The real issues of the country — those that would require the filmmaker to look inward and struggle for reform through inquiry — get lost in Manoj Kumar’s quest to infuse a sense of pride in the character of Bhaarat. By extension, he seeks to make Indians proud of the legacy of a rich civilisation, while making its estranged neighbour aware of its follies. Jai Javaan, Jai Kisaan gets transmogrified into Bharat Mata Ki Jai. The image of the nation shown in the second half of the movie is the one the current regime seeks to valorise. Hence, possibly, its unadulterated appreciation for the figure of Mr. Bhaarat, whom it has sought to honour.

Bhaarat is the perfect representation of the patriotic Indian male who fits in with the nationalist’s idea of India — someone who has faith in the glory of an imaginary monolithic past where the most peaceful bliss is to be found in the fields of tradition and meadows of culture.

So, does the figure of Satyapriya — with his scientific temper, spirit of inquiry and reform — represent the most ideal version of the Indian? Or is it the chest-thumping nationalist, Mr. Bhaarat?

This begs the question. Is there no better form of patriotism than one which is defined by collective conformity? Is there no truly individualistic patriotism?

Jai Arjun Singh, author of The World of Hrishikesh Mukherjee, calls Satyakam a largely “novelistic film”: “While Mr. Bhaarat always comes across as an ideal — the sort of figure that the unquestioningly patriotic Indian must aspire to be, a Son of the Soil where the Soil is inherently pure — Satyapriya always seems painfully human, conflicted, self-questioning even in his noblest moments.”

Here, he also talks of Mukul Kesavan’s essay from his collection The Ugliness of the Indian Male, where Kesavan says that if each individual in a nation makes himself the best possible human being, then the nation automatically becomes elevated and therefore deserving of respect because of the people in it. In contrast, Singh says, we are told that “India is inherently great, therefore we should all be proud of Her and proud of being Indians — and by extension, anyone who questions or dissents from this idea of greatness becomes a deshdrohi [traitior to the nation]. In that light, I’m sure there are many things that Satyapriya would say or do that would say or do that would qualify him to be an “anti-national”.”

Kesavan, who >wrote in an essay that “ Satyakam is at once the most rigorous examination of lived idealism in Hindi cinema and an elegy that mourns the death of republican innocence”, says: “ Satyakam represents the idea that apolitical individual virtue is the building block of nationalism.”

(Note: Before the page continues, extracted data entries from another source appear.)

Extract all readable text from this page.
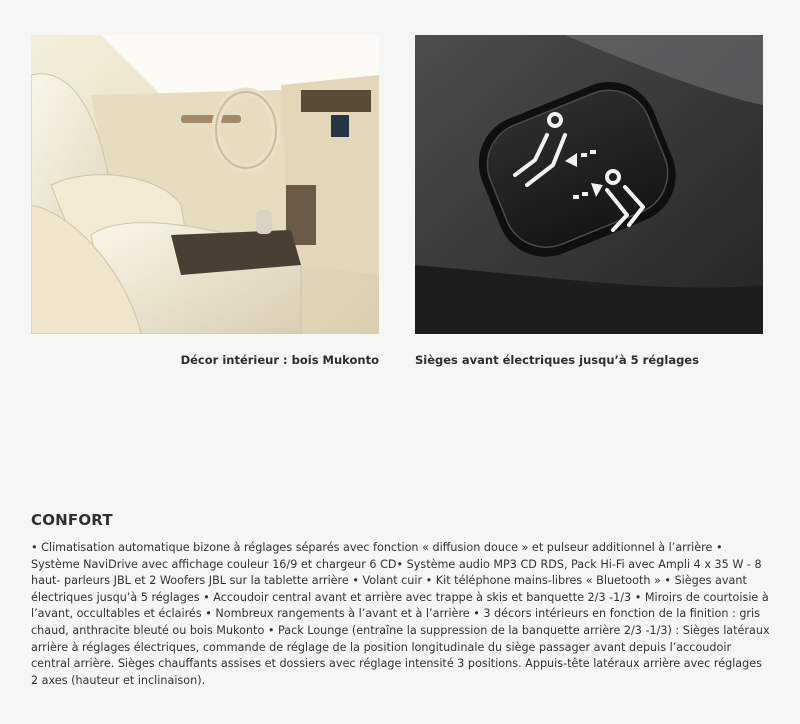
Décor intérieur : bois Mukonto	Sièges avant électriques jusqu’à 5 réglages
CONFORT
• Climatisation automatique bizone à réglages séparés avec fonction « diffusion douce » et pulseur additionnel à l’arrière • Système NaviDrive avec affichage couleur 16/9 et chargeur 6 CD• Système audio MP3 CD RDS, Pack Hi-Fi avec Ampli 4 x 35 W - 8 haut- parleurs JBL et 2 Woofers JBL sur la tablette arrière • Volant cuir • Kit téléphone mains-libres « Bluetooth » • Sièges avant électriques jusqu’à 5 réglages • Accoudoir central avant et arrière avec trappe à skis et banquette 2/3 -1/3 • Miroirs de courtoisie à l’avant, occultables et éclairés • Nombreux rangements à l’avant et à l’arrière • 3 décors intérieurs en fonction de la finition : gris chaud, anthracite bleuté ou bois Mukonto • Pack Lounge (entraîne la suppression de la banquette arrière 2/3 -1/3) : Sièges latéraux arrière à réglages électriques, commande de réglage de la position longitudinale du siège passager avant depuis l’accoudoir central arrière. Sièges chauffants assises et dossiers avec réglage intensité 3 positions. Appuis-tête latéraux arrière avec réglages 2 axes (hauteur et inclinaison).
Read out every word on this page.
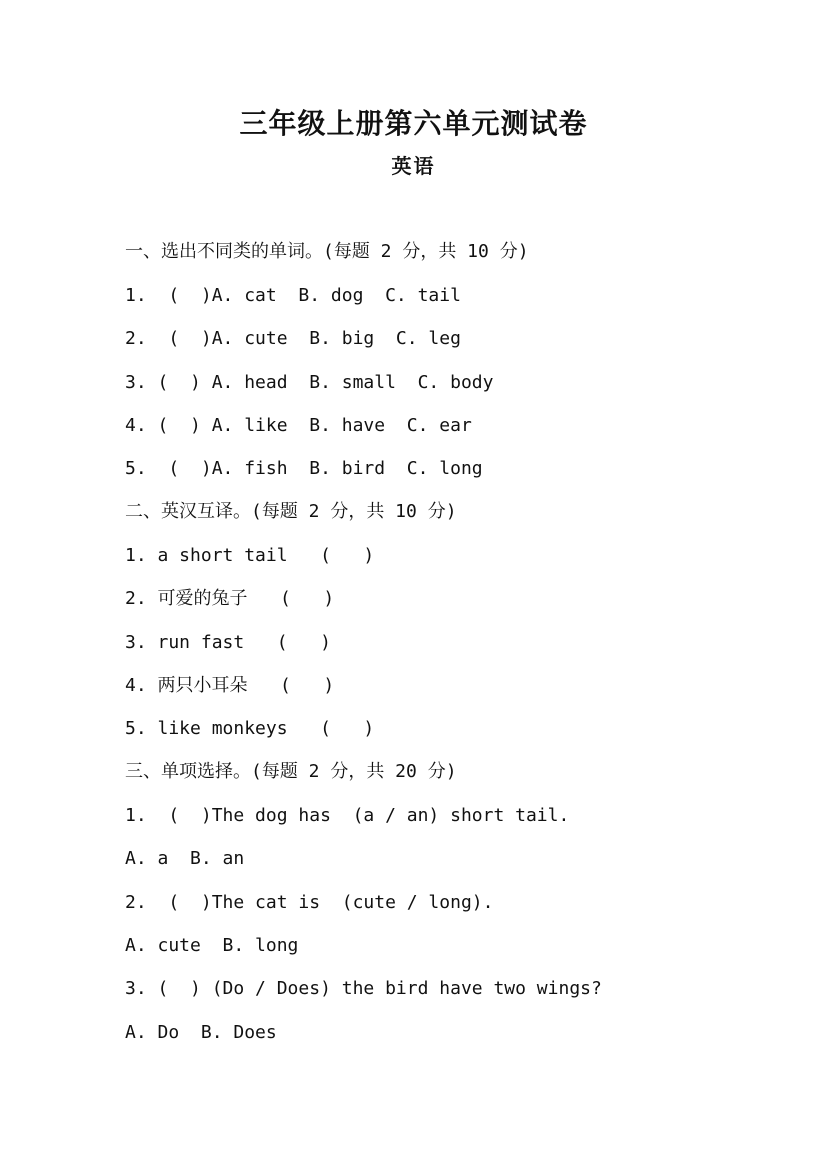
三年级上册第六单元测试卷
英语
一、选出不同类的单词。(每题 2 分，共 10 分)
1.  (  )A. cat  B. dog  C. tail
2.  (  )A. cute  B. big  C. leg
3. (  ) A. head  B. small  C. body
4. (  ) A. like  B. have  C. ear
5.  (  )A. fish  B. bird  C. long
二、英汉互译。(每题 2 分，共 10 分)
1. a short tail   (   )
2. 可爱的兔子   (   )
3. run fast   (   )
4. 两只小耳朵   (   )
5. like monkeys   (   )
三、单项选择。(每题 2 分，共 20 分)
1.  (  )The dog has  (a / an) short tail.
A. a  B. an
2.  (  )The cat is  (cute / long).
A. cute  B. long
3. (  ) (Do / Does) the bird have two wings?
A. Do  B. Does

A student protester — being criticised of late for squandering his or her education in politicking — is, I feel, in a sense, an inheritor of the legacy of the likes of Satyapriya. As Kesavan points out, the dissenter in our nation espouses a political ideology of a particular kind, but he also espouses the path of truth, the tool of debate. In that regard, it is perhaps apt to acknowledge the student protester as a patriot like Satyapriya, as opposed to one in the mould of Mr. Bhaarat, whose rational faculties are always subordinated to the service of a mythical figure.